Eli Lilly Ends Lartruvo Promotions After Trial Fails; Sales Follow Suit

On Friday, Eli Lilly and Co said that its new cancer treatment did not improve patient survival in a long-term confirmatory study. While the medication, Lartruvo, did win conditional approval, the drugmaker will no longer prescribe the product. Indeed, no new patients will start this drug regimen as Lilly is suspending any promotions for the medicine. 

This, of course, did not make investors happy, and shares fell 3 percent. 

Again, Lartruvo won approval—and an accelerated one at that—in 2016 in the United States, as well as conditional approval by the European Medicines Agency, based on early results from a very promising mid-stage trial. Continued approval, however, was dependent upon the results that would come out of a larger, late-stage trial confirming any benefits for the drug. 

Out of the latest tests, Lilly said that Lartruvo, when combined with chemotherapy doxorubicin (the present standard-of-care) did not show any promise to prolong survival any more than doxorubicin alone among patients diagnosed with advanced soft tissue sarcoma. 

Sarcoma, of course, is a relatively rare type of cancer which typically develops within the body’s connective tissues.
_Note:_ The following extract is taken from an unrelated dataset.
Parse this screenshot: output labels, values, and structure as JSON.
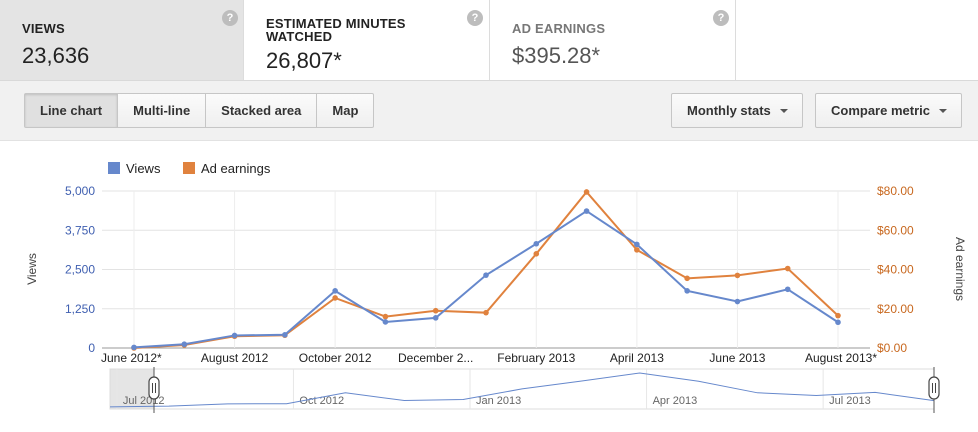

This means you can develop sarcoma in the bones, the muscles, the nerves, and/or the blood vessels. Lilly says that while they are no longer promoting the drug to new patients, those who appear to be benefitting from it can continue to take it. 

This news is a big setback for Eli Lilly, as Lartruvo was expected to pull in more than $374 million in 2019.  Furthermore, Eli Lilly said, last week, it had plans to acquire Loxo Oncology Inc for $8 billion in order to expand its strong presence in the growing—and quite promising—oncology medicine market. 

And with that, the company said it will likely take a first-quarter charge—because of Lartruvo—somewhere between $70 million and $90 million (pre-tax). This equates to about 10 cents per share (after tax). Accordingly, Lilly also said it expects the failure of these trials to impact shares by about 17 cents per share on its full-year 2019 earnings forecast.  At the same time, the company says it does not expect a change to its forecast for 2020’s minimum financial goals.